Oven-Fried Chicken Breasts

This recipe crisps chicken in the oven rather than in a skillet or deep-fat fryer, cutting down on calories and fat.

Prep Time:
5 mins
Additional Time:
2 hrs 25 mins
Total Time:
2 hrs 30 mins
6 servings


  • 6 skinless, boneless chicken breast halves (about 2 pounds total)

  • 1 cup buttermilk

  • Olive oil nonstick cooking spray

  • 1 ¼ cups crushed cornflakes

  • 1 teaspoon garlic powder or dried minced garlic

  • 1 teaspoon onion powder or dried minced onion

  • 1 teaspoon paprika

  • ½ teaspoon ground black pepper

  • 1 Snipped fresh parsley


  1. In a large resealable plastic bag, combine chicken and buttermilk. Seal bag; turn to coat chicken. Marinate in the refrigerator for 2 to 8 hours, turning occasionally.

  2. Preheat oven to 400 degrees Fahrenheit. Line a baking sheet with foil; coat foil with nonstick cooking spray. Drain chicken, discarding excess buttermilk.

  3. In another large resealable plastic bag, combine crushed cornflakes, garlic, onion, paprika and pepper; seal bag. Shake well to combine. Add chicken, one piece at a time and shake the bag to coat the chicken well.

  4. Place chicken on the prepared baking sheet. Coat chicken with nonstick cooking spray. Bake, uncovered, for 20 to 25 minutes or until chicken is no longer pink (170 degrees Fahrenheit). Sprinkle with parsley before serving if desired.

Nutrition Facts (per serving)

272 Calories
4g Fat
23g Carbs
35g Protein
Nutrition Facts
Servings Per Recipe 6
Calories 272
% Daily Value *
Total Carbohydrate 23g 9%
Dietary Fiber 1g 5%
Total Sugars 3g
Protein 35g 69%
Total Fat 4g 5%
Saturated Fat 1g 5%
Cholesterol 97mg 32%
Vitamin A 882IU 18%
Vitamin C 2mg 2%
Folate 155mcg 39%
Sodium 340mg 15%
Calcium 35mg 3%
Iron 5mg 30%
Magnesium 37mg 9%
Potassium 527mg 11%

Nutrition information is calculated by a registered dietitian using an ingredient database but should be considered an estimate.
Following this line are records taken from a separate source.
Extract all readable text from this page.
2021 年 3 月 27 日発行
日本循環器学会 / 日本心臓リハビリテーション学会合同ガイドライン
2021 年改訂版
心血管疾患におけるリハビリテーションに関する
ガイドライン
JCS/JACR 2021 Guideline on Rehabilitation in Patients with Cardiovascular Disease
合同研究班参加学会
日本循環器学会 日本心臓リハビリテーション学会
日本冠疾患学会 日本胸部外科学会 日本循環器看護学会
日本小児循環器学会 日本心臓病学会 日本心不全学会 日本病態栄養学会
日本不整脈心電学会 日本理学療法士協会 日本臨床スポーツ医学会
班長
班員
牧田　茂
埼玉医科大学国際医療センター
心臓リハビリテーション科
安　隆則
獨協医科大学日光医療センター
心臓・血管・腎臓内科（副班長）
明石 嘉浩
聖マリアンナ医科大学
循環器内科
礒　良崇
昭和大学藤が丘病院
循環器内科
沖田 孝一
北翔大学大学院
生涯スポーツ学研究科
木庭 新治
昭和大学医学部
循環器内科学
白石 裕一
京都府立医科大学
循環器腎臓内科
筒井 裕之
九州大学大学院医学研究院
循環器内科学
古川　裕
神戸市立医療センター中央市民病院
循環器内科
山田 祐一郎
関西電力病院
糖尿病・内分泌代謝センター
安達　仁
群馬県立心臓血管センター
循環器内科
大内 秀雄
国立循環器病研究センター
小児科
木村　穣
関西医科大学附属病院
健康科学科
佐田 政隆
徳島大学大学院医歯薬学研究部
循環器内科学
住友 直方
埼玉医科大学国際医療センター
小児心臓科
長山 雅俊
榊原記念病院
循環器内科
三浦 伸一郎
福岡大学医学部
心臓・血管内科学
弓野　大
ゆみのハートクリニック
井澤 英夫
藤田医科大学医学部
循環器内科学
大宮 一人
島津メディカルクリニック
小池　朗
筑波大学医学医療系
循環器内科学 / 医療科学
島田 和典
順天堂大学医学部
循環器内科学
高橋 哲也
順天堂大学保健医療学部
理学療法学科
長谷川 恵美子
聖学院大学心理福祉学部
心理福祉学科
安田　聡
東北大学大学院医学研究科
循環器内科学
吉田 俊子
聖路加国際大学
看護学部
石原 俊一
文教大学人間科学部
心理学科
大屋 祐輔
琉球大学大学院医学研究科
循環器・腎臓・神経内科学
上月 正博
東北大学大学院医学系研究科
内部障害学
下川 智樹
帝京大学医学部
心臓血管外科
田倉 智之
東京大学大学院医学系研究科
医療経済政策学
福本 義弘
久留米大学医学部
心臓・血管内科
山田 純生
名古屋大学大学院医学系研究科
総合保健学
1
* Daily Values (DVs) are the recommended amounts of nutrients to consume each day. Percent Daily Value (%DV) found on nutrition labels tells you how much a serving of a particular food or recipe contributes to each of those total recommended amounts. Per the Food and Drug Administration (FDA), the daily value is based on a standard 2,000 calorie diet. Depending on your calorie needs or if you have a health condition, you may need more or less of particular nutrients. (For example, it’s recommended that people following a heart-healthy diet eat less sodium on a daily basis compared to those following a standard diet.)

(-) Information is not currently available for this nutrient. If you are following a special diet for medical reasons, be sure to consult with your primary care provider or a registered dietitian to better understand your personal nutrition needs.